Bâti en deux parties, la première qui court sur 300 pages, celle de l'investigation, du questionnement, de cette quête de vérité est à mes yeux la plus passionnante. Elle nous ramène dans l'enfance d' Audrey, nous fait prendre la mesure de ce lieu si particulier et nous fait découvrir la complexité des personnages. le lecteur comprends bien qu'il ne s'agit pas d'un monde manichéen, où les bons s'affrontent aux mauvais, mais où chacun porte une part de vérité, comme un puzzle qu'il suffit d'assembler pour découvrir l'innommable.
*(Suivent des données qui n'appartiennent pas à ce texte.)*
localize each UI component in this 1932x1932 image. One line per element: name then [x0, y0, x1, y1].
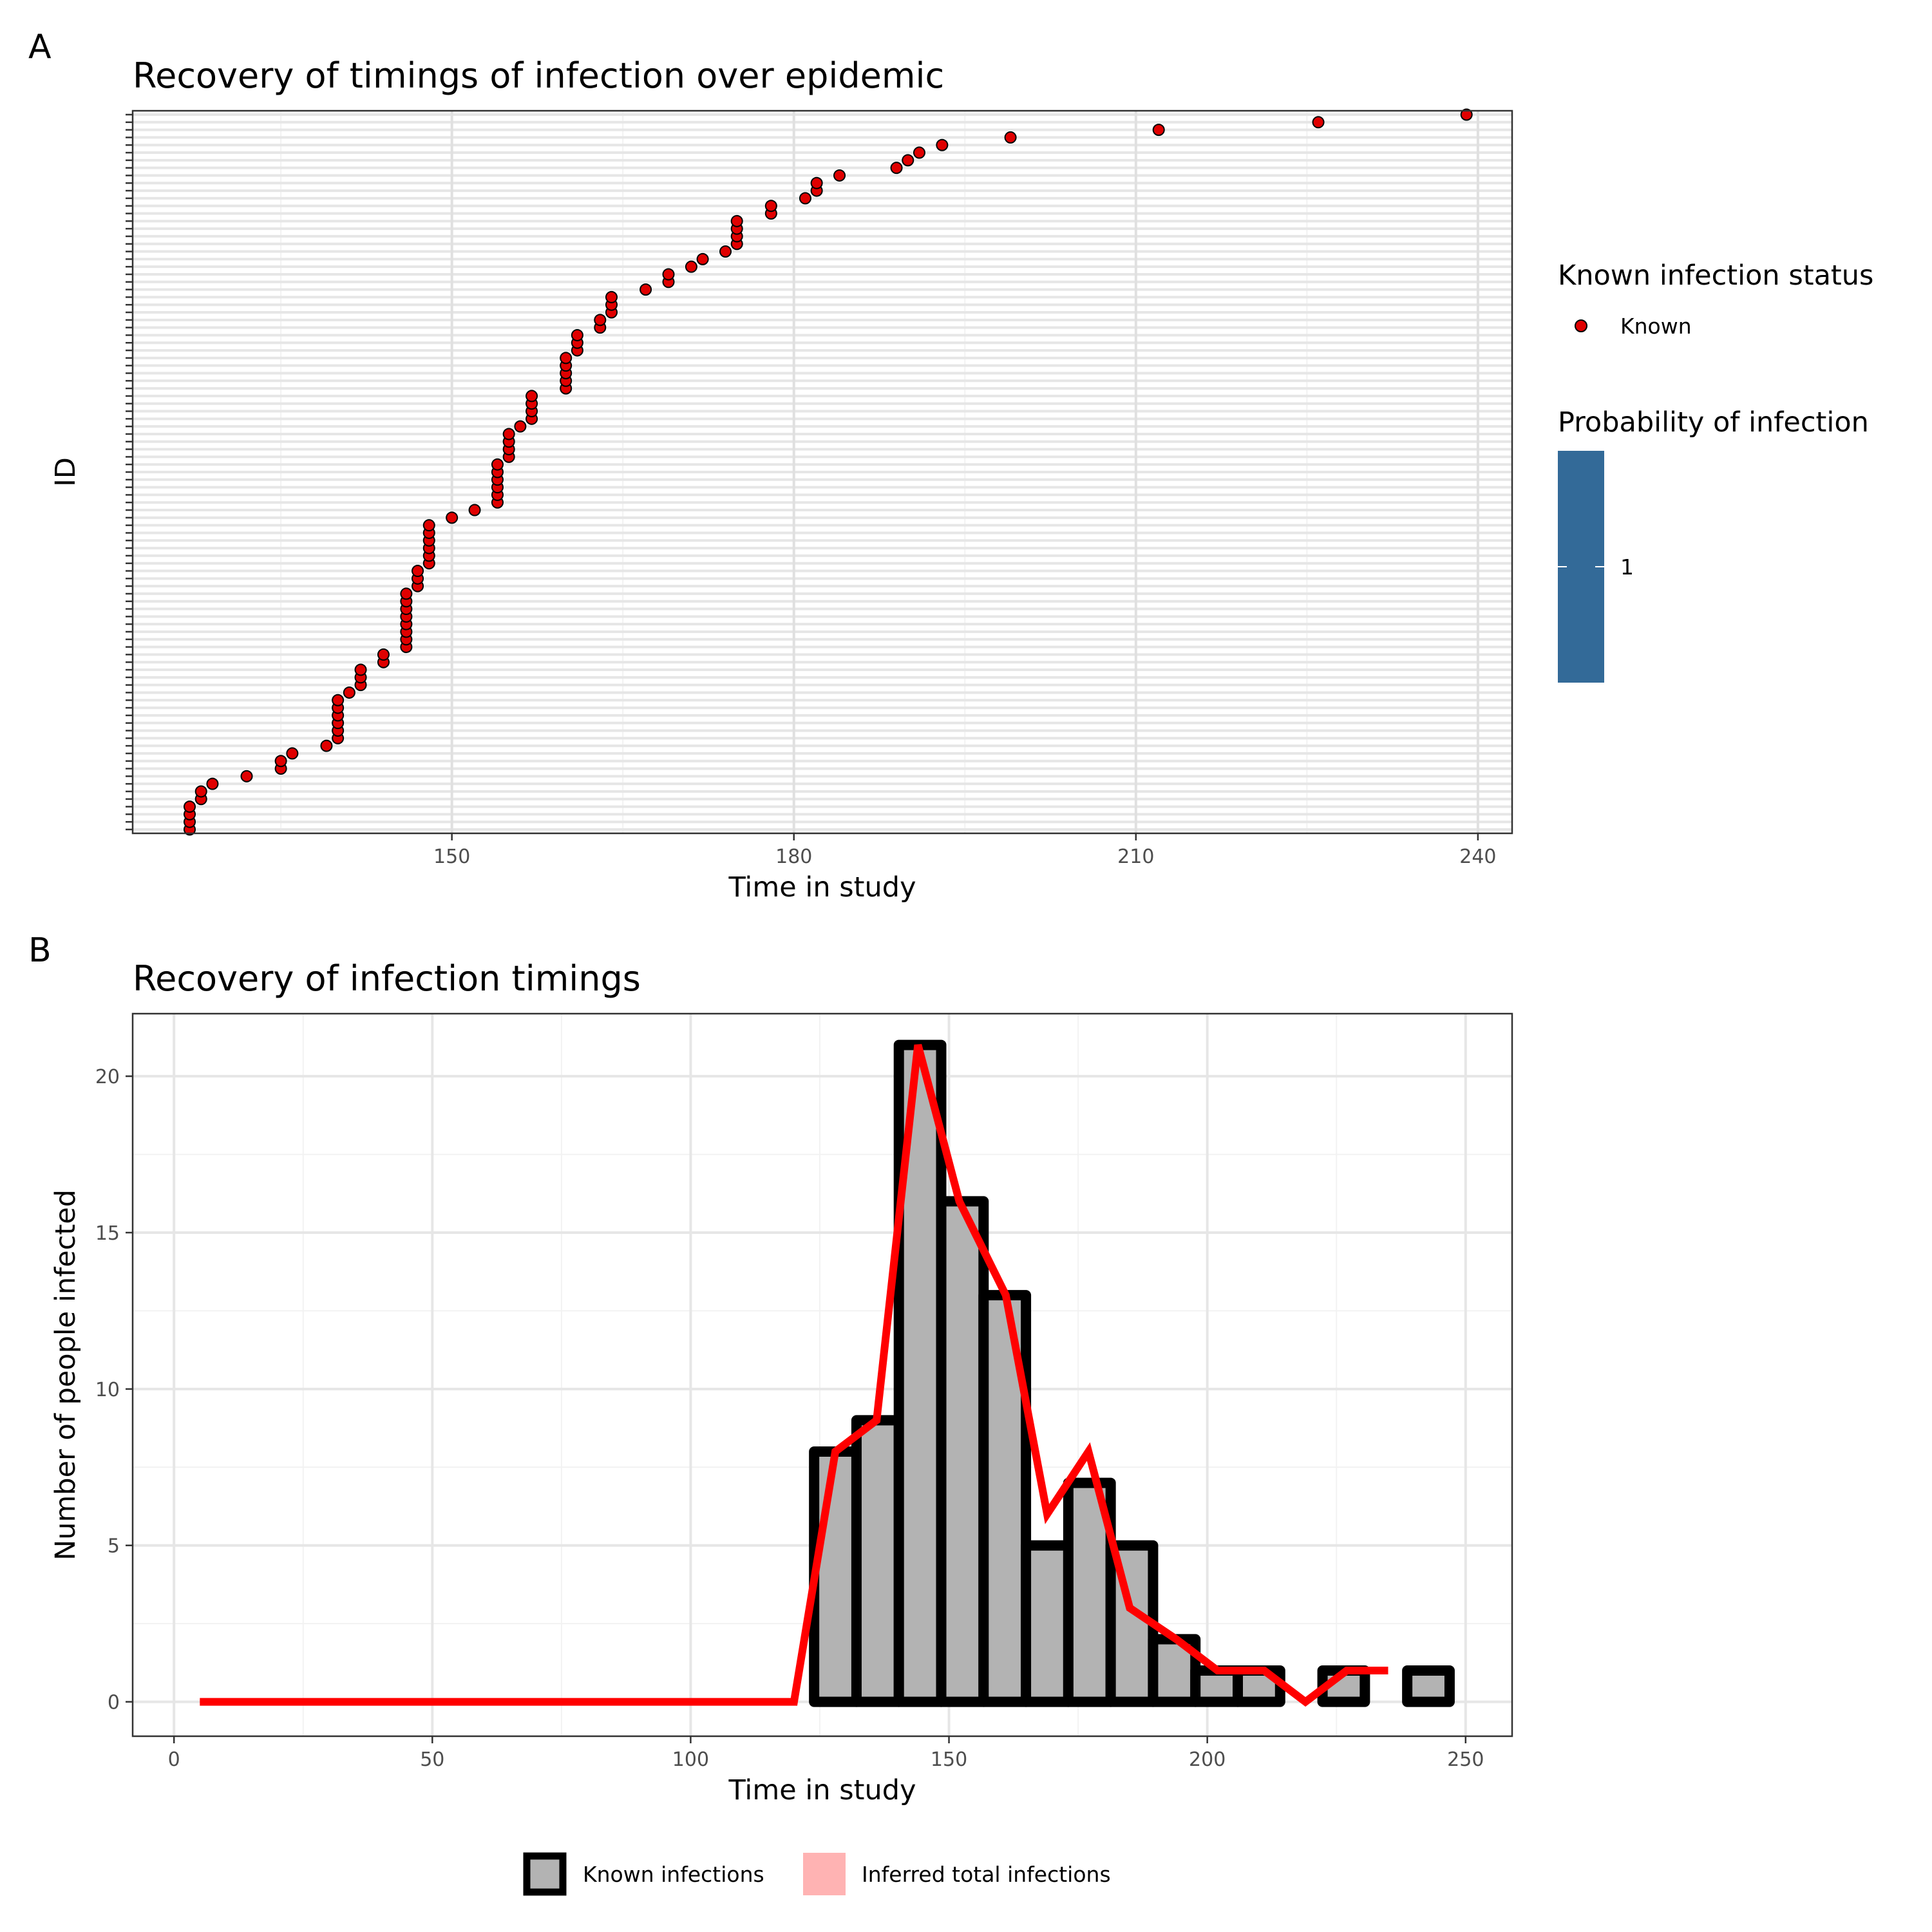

La seconde, celle du basculement de l'histoire (que je n'évoquerai pas ici de peur d'effeuiller le final du roman) m'a un peu moins convaincu car j'ai trouvé le passage de l'une à l'autre un peu brutal. Si le dénouement est particulièrement surprenant, dans cette dernière partie, les rebondissements interviennent à un rythme peut être un peu trop rapide.

Malgré tout, cela n'enlève rien au plaisir que j'ai eu de lire ce roman où se mêlent rancoeur, vengeance et sang mauvais, où l'immonde côtoie la beauté. Un roman qui n'est pas sans m'évoquer une des oeuvres de Denis Lehanne

« L'horreur est humaine » disait Coluche, ce roman est là pour nous le rappeler .

Quant à moi, pour reprendre mon propos du début,cette rencontre avec l'auteur ne sera pas sans lendemain.